# VT Code Empirical Evaluation Framework
This directory contains the tools and test cases for performing empirical evaluations of the `vtcode` agent. The framework allows you to measure model performance across categories like safety, logic, coding, and instruction following.
## Getting Started
### Prerequisites
1. **Build vtcode**: Ensure you have a compiled release binary of `vtcode`.
```bash
cargo build --release
```
2. **Python Environment**: The evaluation engine requires Python 3.
3. **API Keys**: Set the necessary environment variables (e.g., `GEMINI_API_KEY`, `OPENAI_API_KEY`) in a `.env` file in the project root.
### Running Evaluations
The `eval_engine.py` script orchestrates the evaluation process.
**Basic Usage:**
```bash
python3 evals/eval_engine.py --cases evals/test_cases.json --provider gemini --model gemini-3-flash-preview
```
**Arguments:**
- `--cases`: Path to the test cases JSON file (default: `evals/test_cases.json`).
- `--provider`: The LLM provider to evaluate (e.g., `gemini`, `openai`, `anthropic`).

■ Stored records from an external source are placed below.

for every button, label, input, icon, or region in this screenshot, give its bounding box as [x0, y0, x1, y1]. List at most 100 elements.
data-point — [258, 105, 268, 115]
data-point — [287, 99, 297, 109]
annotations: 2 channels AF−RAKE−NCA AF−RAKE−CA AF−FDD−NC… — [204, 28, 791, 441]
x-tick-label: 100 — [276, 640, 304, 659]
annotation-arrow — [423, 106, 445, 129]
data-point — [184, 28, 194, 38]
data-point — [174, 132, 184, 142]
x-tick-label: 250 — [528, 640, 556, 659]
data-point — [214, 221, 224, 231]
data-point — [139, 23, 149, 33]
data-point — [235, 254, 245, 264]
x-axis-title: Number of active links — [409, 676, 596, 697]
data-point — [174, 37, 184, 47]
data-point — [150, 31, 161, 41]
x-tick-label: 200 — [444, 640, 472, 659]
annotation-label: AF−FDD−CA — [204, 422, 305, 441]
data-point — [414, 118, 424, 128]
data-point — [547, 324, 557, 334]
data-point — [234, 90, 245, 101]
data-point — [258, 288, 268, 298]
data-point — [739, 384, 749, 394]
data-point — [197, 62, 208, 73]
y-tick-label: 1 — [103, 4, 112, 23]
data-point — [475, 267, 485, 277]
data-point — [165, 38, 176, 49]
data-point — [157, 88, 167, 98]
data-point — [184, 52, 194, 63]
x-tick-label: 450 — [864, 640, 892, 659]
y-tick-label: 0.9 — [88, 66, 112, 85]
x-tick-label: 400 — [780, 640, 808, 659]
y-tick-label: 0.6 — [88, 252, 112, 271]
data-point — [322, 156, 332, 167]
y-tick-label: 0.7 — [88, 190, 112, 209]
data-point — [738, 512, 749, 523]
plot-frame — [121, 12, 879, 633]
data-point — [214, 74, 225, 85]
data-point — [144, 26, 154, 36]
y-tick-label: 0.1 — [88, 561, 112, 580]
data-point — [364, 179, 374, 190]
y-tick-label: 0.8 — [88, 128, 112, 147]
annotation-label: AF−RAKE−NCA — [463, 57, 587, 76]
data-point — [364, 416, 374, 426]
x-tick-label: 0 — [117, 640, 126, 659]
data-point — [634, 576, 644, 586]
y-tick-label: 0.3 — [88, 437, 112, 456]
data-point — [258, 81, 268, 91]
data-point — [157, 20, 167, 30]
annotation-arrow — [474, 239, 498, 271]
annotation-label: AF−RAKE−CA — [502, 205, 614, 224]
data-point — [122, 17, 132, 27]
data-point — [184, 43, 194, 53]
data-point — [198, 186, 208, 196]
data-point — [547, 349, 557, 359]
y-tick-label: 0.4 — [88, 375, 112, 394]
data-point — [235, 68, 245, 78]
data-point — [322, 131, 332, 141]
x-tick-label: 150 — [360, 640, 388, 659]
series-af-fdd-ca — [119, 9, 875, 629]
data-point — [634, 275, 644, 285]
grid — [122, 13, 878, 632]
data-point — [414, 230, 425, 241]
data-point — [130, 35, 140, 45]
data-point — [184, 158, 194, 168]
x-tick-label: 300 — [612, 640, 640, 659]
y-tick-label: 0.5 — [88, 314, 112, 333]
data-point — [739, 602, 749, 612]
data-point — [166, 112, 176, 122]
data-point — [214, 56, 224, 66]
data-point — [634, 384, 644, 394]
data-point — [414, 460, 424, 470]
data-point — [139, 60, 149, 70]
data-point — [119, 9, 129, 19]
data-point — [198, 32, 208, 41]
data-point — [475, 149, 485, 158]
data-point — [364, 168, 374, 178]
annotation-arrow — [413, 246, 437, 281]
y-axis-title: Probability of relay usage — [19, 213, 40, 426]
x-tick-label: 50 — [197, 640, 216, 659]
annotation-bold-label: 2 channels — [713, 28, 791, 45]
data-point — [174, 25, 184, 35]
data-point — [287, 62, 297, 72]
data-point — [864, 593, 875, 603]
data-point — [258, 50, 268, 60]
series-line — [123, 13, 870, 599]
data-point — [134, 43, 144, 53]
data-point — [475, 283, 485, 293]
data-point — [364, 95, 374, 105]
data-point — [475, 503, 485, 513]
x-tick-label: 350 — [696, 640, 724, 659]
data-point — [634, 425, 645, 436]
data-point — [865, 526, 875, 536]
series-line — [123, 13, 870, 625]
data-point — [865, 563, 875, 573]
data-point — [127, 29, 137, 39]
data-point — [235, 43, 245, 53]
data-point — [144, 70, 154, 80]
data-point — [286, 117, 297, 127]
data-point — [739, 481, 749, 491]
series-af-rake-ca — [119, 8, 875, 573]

- `--model`: The specific model ID to evaluate (e.g., `gemini-3-flash-preview`, `gpt-4`).
## Directory Structure
- `eval_engine.py`: The main orchestrator that runs test cases and generates reports.
- `metrics.py`: Contains grading logic and metric implementations.
- `test_cases.json`: The primary benchmark suite.
- `test_cases_mini.json`: A smaller suite for quick validation of the framework.
- `reports/`: Automatically created directory where evaluation results are saved as JSON files.
## Test Case Format
Test cases are defined in JSON format:
```json
{
"id": "logic_fibonacci",
"category": "logic",
"task": "Write a python function to calculate the nth fibonacci number.",
"metric": "code_validity",
"language": "python"
}
```
### Supported Metrics
- `exact_match`: Checks if the output exactly matches the `expected` string.
- `contains_match`: Checks if the output contains the `expected` string.
- `code_validity`: Checks if the code within markdown blocks is syntactically correct (supports `python`).
- `llm_grader`: Uses the LLM itself to grade the response based on a `rubric`.
## Analyzing Reports
Reports are saved in the `reports/` directory with a timestamp. They include:
- **Summary**: Total tests, passed, and failed counts.
- **Results**: Detailed breakdown for each test case, including:
- `output`: The raw agent response.
- `usage`: Token usage metadata.
- `latency`: Response time in seconds.
- `grade`: The score or result from the metric.
- `reasoning`: The agent's thinking process (if supported by the model).
- `raw_response`: The complete JSON response from `vtcode ask`.
## Grading with LLMs
The `llm_grader` metric uses `vtcode ask` internally to perform evaluations. By default, it uses `gemini-3-flash-preview` for grading to keep costs low and ensure reliability. You can configure this in `evals/metrics.py`.